Na sua intervenção, a deputada do BE Marisa Matias questionou a ministra sobre o facto de ter sido questionada sobre esta matéria e ter informado na altura que estaria a avançar para a regulamentação e, entretanto, “um outro ministro contrariou essa informação”, dizendo de que estariam a aguardar a comunicação do TC sobre um pedido de fiscalização em curso.

“Estamos a falar de uma lei que já foi votada cinco vezes na Assembleia da República, que foi aprovada por uma larga maioria dos deputados e, portanto, não há nenhuma compreensão sobre o atraso a que está a ser votada” a sua regulamentação, criticou.

Para Marisa Matias, o Governo ao não regulamentar a lei, está a “pôr em causa o próprio Estado de direito” e a democracia, e questionou se este “está refém ou não de opiniões que são contrárias à aplicação da lei ou se é mesmo o problema da regulamentação”.

Ana Paula Martins afirmou, na resposta, que não há “nenhuma contradição” entre o que o Ministério da Saúde assumiu e os ministros dos Assuntos Parlamentares e da Presidência assumiram e esclareceu que a apreciação do TC “é manifestamente relevante para a demonstração da complexidade da matéria”.

“Terá sido possivelmente essa complexidade, “o fator que explica que o governo anterior não tenha procedido à regulamentação da lei, nem sequer à sua preparação tanto quanto foi dado a conhecer ao atual Governo”, defendeu.
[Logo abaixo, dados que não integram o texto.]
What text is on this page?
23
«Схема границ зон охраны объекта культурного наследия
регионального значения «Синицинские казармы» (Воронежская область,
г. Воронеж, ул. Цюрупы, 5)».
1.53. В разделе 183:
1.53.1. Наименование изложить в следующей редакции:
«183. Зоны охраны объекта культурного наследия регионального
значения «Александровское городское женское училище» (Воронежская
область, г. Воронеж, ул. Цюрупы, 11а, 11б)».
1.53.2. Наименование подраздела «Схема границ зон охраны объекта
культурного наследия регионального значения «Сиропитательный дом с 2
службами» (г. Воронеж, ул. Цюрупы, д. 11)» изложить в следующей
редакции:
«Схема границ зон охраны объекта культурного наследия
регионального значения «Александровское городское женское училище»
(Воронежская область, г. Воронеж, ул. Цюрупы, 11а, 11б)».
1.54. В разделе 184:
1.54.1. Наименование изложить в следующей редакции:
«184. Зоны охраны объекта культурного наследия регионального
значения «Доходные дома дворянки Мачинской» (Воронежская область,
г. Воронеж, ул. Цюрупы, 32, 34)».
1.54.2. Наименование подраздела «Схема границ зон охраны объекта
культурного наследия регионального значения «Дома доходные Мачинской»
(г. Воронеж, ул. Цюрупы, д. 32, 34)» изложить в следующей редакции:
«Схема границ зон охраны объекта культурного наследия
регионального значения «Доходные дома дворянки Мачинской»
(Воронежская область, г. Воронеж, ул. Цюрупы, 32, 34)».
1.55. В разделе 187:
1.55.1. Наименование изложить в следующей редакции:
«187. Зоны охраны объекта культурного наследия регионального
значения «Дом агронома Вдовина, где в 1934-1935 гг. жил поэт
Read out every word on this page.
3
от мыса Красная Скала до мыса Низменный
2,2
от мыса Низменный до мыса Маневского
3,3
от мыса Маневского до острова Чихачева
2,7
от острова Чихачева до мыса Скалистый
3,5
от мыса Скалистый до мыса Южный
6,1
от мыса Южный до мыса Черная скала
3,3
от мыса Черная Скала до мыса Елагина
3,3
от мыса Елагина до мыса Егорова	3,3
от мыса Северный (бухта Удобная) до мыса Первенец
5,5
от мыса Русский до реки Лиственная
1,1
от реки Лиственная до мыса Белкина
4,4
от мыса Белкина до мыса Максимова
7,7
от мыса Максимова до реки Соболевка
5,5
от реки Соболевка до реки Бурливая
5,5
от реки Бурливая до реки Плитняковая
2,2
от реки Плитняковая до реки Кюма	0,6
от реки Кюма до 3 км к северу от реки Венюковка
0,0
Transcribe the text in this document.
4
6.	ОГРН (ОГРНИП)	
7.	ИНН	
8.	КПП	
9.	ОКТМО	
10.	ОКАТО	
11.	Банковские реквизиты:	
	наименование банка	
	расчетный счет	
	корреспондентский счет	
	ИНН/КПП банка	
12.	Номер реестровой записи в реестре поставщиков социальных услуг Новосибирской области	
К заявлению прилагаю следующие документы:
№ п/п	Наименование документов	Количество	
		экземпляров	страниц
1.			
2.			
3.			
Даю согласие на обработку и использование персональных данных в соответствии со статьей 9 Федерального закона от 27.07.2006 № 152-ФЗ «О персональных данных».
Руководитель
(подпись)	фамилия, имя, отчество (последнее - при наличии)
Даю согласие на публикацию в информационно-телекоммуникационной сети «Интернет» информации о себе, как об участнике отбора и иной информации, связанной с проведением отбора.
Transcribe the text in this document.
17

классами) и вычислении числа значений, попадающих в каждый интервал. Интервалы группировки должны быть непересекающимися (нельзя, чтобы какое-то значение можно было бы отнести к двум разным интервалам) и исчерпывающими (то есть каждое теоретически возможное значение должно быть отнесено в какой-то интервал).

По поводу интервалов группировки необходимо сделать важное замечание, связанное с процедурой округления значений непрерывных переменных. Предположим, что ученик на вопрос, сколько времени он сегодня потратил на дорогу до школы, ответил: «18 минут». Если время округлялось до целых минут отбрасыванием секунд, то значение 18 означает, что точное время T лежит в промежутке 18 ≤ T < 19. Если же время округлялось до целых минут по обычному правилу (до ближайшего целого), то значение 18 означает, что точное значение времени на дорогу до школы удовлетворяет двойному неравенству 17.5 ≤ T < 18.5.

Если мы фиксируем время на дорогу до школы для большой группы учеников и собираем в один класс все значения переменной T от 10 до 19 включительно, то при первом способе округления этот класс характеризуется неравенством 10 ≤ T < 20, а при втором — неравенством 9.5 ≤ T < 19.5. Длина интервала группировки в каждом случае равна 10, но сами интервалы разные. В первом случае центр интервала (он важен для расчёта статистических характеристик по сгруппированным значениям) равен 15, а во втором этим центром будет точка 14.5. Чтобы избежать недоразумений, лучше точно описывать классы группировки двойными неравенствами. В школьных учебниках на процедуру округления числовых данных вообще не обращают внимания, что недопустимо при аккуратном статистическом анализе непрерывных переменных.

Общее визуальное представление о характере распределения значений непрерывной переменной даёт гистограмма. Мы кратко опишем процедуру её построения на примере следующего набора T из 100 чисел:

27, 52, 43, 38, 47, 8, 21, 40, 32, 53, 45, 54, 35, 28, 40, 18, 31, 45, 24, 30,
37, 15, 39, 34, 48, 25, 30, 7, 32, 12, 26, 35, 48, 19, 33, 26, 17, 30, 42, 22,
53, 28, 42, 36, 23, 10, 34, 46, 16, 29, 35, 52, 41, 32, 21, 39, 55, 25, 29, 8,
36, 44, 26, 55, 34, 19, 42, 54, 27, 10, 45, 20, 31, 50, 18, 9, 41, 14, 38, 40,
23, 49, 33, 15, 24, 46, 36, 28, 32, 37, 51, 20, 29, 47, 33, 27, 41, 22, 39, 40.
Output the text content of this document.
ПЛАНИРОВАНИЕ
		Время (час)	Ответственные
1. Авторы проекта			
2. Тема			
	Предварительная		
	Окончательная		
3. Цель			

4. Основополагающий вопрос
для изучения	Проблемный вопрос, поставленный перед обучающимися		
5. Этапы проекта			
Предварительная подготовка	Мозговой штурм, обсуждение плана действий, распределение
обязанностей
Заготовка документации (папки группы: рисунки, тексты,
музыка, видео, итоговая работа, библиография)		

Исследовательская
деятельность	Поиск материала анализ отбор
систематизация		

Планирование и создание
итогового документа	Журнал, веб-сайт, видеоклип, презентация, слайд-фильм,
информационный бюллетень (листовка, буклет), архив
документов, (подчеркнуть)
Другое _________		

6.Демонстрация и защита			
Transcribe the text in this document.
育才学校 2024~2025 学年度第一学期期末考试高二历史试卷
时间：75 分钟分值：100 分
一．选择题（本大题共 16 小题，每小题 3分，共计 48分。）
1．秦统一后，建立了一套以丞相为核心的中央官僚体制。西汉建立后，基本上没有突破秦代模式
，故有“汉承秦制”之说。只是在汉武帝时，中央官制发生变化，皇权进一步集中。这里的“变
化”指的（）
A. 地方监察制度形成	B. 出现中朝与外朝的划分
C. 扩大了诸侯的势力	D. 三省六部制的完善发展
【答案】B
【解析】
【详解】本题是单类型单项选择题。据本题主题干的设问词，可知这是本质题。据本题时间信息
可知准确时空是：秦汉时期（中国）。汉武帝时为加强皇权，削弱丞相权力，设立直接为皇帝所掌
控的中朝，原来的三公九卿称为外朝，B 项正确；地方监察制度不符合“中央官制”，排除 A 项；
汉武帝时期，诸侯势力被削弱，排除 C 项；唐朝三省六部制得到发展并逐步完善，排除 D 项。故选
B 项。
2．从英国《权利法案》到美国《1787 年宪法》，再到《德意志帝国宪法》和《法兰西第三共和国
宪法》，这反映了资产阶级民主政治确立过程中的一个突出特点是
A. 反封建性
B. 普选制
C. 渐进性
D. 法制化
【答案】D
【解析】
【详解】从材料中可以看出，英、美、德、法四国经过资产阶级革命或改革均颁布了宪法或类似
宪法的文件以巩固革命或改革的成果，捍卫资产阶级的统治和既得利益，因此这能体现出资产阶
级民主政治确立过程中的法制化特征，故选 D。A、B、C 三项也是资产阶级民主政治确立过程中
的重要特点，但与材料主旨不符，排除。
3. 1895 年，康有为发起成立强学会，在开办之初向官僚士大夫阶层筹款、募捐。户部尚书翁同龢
Também presente na audição, a deputada socialista Isabel Moreira, que disse conhecer a lei de “cor e salteado” até pelo “envolvimento pessoal” que teve na sua elaboração, afirmou que “a regulamentação a fazer não é muito complexa, não envolve grandes conhecimentos jurídico”, tendo a ver basicamente com a definição do modelo do registo clínico e com o formulário do relatório final.

“Mesmo os titulares de órgãos de soberania têm convicções pessoais e penso que está à vista de todos, e esteve à vista de todos, que esta lei tocou profundamente nas convicções das pessoas e, até ao momento da sua aprovação, todos aqueles que eram profundamente contra a lei, mexeram nos instrumentos jurídicos ao seu dispor (…) para que a lei não fosse aprovada”, criticou Isabel Moreira.

Para a deputada socialista, chegou-se a “um limite da decência e do respeito” pelo parlamento, frisando que “há um direito que foi consagrado, que é um direito a uma morte autodeterminada”.